6 Simple Ways to Track Your SEO Performance

Search Engine Optimization (SEO) may feel like this magical source that impacts your website in a positive way. With a few waves of a wand your website starts to increase page by page for Google search rankings. As a business owner you feel this power by hearing your phone ring and your email inbox begins to be flooded with completed contact lead forms from your website. The magic is working.

SEO does not happen overnight; it’s like a fine wine. If done correctly using white hat techniques, it will need time to age, and with age comes the benefits. During this aging process, how do you know that you’re on the right track? How do you know if it’s working? And how can you feel good about the marketing dollars being spent? Here are 6 different ways you can feel good about your SEO services and track performance on your own campaign.

Tracking Keyword Phases

As a business owner you have already identified your most profitable services and/or products. You also know the overall goal of your business and your call to action on your website. As you think about your product or services, how would someone search to find you? Listing these keywords and phrases gives you a great scope of where your website performance lies with Google search results. You may find your website pulls up at the top of some searches or phrases, but others you can’t find your website at all or your website is a few pages back on Google search results. This is a great way to discover how SEO may or may not be working. For these keyword searches that you would like to improve on, check out our blog on writing content for SEO.

Use Google Analytics and Google Search Console to Track Metrics

Ask yourself, “What tools do I have in place to track website performance?” Whether you are using an SEO agency or not you should have both Google Analytics and Google Search Console connected to your website. These work together to provide data points showing you ongoing results of your SEO marketing plan. Here is a list of certain metrics to watch when using these tools.

Google Analytics

·        What sources and channels your website traffic is coming from

·        Where are the people located at who are visiting your website?

·        What is the number of people visiting your website?

·        Identify bounce rate on your website

·        Search Terms people are using to get to you

·        Popular pages on your website and how long people are staying on these pages

·        Website load time

·        Mobile search compared to Desktop search

Google Search Console

·        Total Clicks

·        Average Click-thru-Rate (CTR)

·        Total Impressions

·        Average keyword positions

Both of these tools are free and provide lots of insight regarding who is searching for your product, what is keeping them on your website, and how they find you over your competitors. 

seo metrics

Identify Your Website Traffic

Google Analytics helps to identify where your traffic is coming from and what marketing is presenting results. Organic search traffic is a key indicator that SEO is working. This traffic is the people searching for a product or service without knowing you provide it. Think of it as someone searching one of your keywords and clicking on your website for the information.

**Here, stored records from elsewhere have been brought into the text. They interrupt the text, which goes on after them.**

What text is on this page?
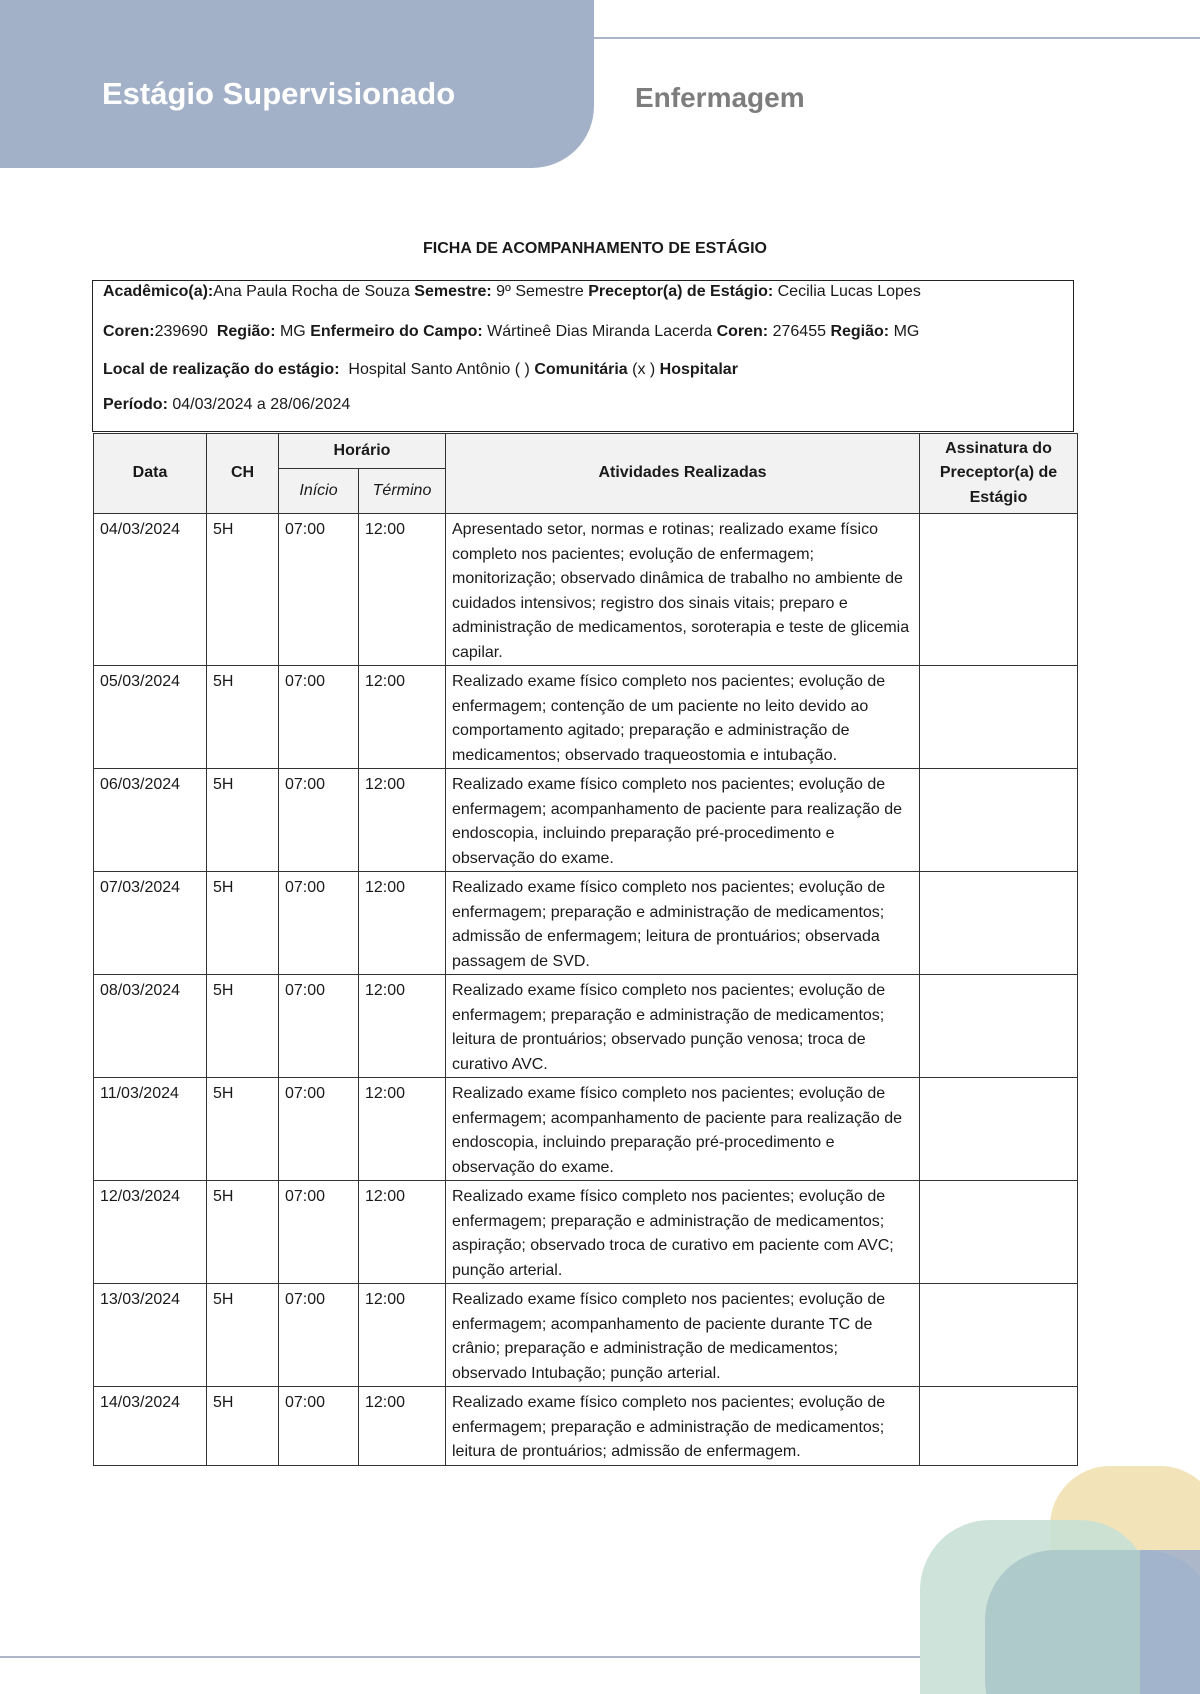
Estágio Supervisionado	Enfermagem
FICHA DE ACOMPANHAMENTO DE ESTÁGIO
Acadêmico(a):Ana Paula Rocha de Souza Semestre: 9º Semestre Preceptor(a) de Estágio: Cecilia Lucas Lopes
Coren:239690 Região: MG Enfermeiro do Campo: Wártineê Dias Miranda Lacerda Coren: 276455 Região: MG
Local de realização do estágio: Hospital Santo Antônio ( ) Comunitária (x ) Hospitalar
Período: 04/03/2024 a 28/06/2024
Data	CH	Horário		Atividades Realizadas	Assinatura do Preceptor(a) de Estágio
		Início	Término		
04/03/2024	5H	07:00	12:00	Apresentado setor, normas e rotinas; realizado exame físico completo nos pacientes; evolução de enfermagem; monitorização; observado dinâmica de trabalho no ambiente de cuidados intensivos; registro dos sinais vitais; preparo e administração de medicamentos, soroterapia e teste de glicemia capilar.	
05/03/2024	5H	07:00	12:00	Realizado exame físico completo nos pacientes; evolução de enfermagem; contenção de um paciente no leito devido ao comportamento agitado; preparação e administração de medicamentos; observado traqueostomia e intubação.	
06/03/2024	5H	07:00	12:00	Realizado exame físico completo nos pacientes; evolução de enfermagem; acompanhamento de paciente para realização de endoscopia, incluindo preparação pré-procedimento e observação do exame.	
07/03/2024	5H	07:00	12:00	Realizado exame físico completo nos pacientes; evolução de enfermagem; preparação e administração de medicamentos; admissão de enfermagem; leitura de prontuários; observada passagem de SVD.	
08/03/2024	5H	07:00	12:00	Realizado exame físico completo nos pacientes; evolução de enfermagem; preparação e administração de medicamentos; leitura de prontuários; observado punção venosa; troca de curativo AVC.	
11/03/2024	5H	07:00	12:00	Realizado exame físico completo nos pacientes; evolução de enfermagem; acompanhamento de paciente para realização de endoscopia, incluindo preparação pré-procedimento e observação do exame.	
12/03/2024	5H	07:00	12:00	Realizado exame físico completo nos pacientes; evolução de enfermagem; preparação e administração de medicamentos; aspiração; observado troca de curativo em paciente com AVC; punção arterial.	
13/03/2024	5H	07:00	12:00	Realizado exame físico completo nos pacientes; evolução de enfermagem; acompanhamento de paciente durante TC de crânio; preparação e administração de medicamentos; observado Intubação; punção arterial.	
14/03/2024	5H	07:00	12:00	Realizado exame físico completo nos pacientes; evolução de enfermagem; preparação e administração de medicamentos; leitura de prontuários; admissão de enfermagem.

To find this information on Google Analytics, click on ‘Acquisition’ then ‘All Traffic’ and then ‘Channels’; this data can be tracked month over month or year over year. If your business has seasonality, using year over year can be a good gage of performance from your SEO campaign.

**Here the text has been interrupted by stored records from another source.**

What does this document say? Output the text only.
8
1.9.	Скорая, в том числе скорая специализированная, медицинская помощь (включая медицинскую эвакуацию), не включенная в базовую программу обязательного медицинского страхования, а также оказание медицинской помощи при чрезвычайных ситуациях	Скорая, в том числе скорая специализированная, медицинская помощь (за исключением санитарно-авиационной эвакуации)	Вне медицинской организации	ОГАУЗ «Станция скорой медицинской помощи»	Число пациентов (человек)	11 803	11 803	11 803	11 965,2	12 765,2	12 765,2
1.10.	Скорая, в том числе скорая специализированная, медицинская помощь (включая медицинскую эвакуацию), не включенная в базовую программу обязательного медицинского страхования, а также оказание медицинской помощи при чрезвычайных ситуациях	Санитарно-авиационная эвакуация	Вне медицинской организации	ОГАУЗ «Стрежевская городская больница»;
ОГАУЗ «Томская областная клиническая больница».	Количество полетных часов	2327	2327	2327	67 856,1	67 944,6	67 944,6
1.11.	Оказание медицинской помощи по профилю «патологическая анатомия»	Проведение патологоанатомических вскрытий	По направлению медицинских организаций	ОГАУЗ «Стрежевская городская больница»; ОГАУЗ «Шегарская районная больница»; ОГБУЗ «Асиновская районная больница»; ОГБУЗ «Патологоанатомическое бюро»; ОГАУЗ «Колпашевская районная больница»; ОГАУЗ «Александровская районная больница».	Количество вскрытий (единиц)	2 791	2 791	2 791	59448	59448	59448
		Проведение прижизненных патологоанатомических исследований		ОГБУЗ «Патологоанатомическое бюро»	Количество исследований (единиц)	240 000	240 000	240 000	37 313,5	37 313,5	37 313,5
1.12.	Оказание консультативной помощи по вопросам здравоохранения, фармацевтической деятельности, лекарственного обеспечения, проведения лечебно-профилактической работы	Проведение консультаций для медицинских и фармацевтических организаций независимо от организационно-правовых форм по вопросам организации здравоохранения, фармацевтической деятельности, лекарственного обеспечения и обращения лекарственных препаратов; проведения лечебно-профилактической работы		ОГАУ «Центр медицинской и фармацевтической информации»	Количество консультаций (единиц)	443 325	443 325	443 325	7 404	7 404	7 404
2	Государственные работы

While you’re looking at the channels, you can look at where your traffic is coming from Organic, Direct, Social, Referral and Other. The overall goal of SEO will be to increase your Organic Search Traffic.

Behavior Metrics

Your prospective client has reached your website, now what happens. Tracking the behavior of what people do when they are on your website can also be a performance indicator leading to increased conversions through your SEO efforts. Using Google Analytics, you are able to track the behavior of these individuals. You can look at the data from specific pages they visit, often called engagement factors or metric. Mapping out this information provides more insight on pages that are performing and which pages are not. Also, it provides feedback on which pages are giving your prospects the answer to their question or solving their need with your services. Behavior metrics is a great way to define what your website is bringing to the table for searchers. By using engagement metrics, you can identify and test content or specific call-to-actions to improve your authority in your industry. Use this to develop a strategy that improves on the pages people are bouncing or dropping from your website. How are you going to keep people interested on your website?

Other engagement metrics to track using Google Analytics:

·        Time on page

·        Pages per website visit

·        Scroll depth

Tracking these measurable goals will result in a greater focus on where you can improve and be the source Google guides prospects to in your industry.

‘Old School’, Just Ask Approach

If you’re ‘old school’, once a prospect has made it to your website and picked up the phone you can ask, ‘How did you find us’, and keep a documented log of answers. Or perhaps this is a question on your contact form. This data can also be used as a very basic metric. Think of this as the manual way to get quick feedback without analyzing the website data from a tool. The questions you ask this individual could provide the details as extensive as the keyword they searched to get to you.

The magical wand of SEO is trackable and these metrics are easy to pull once the tools have been connected to your website. Once you start researching the data and figuring out an ongoing strategy, there is a plethora of information you could implement. So, continue drinking your SEO wine and watch your progress grow over time.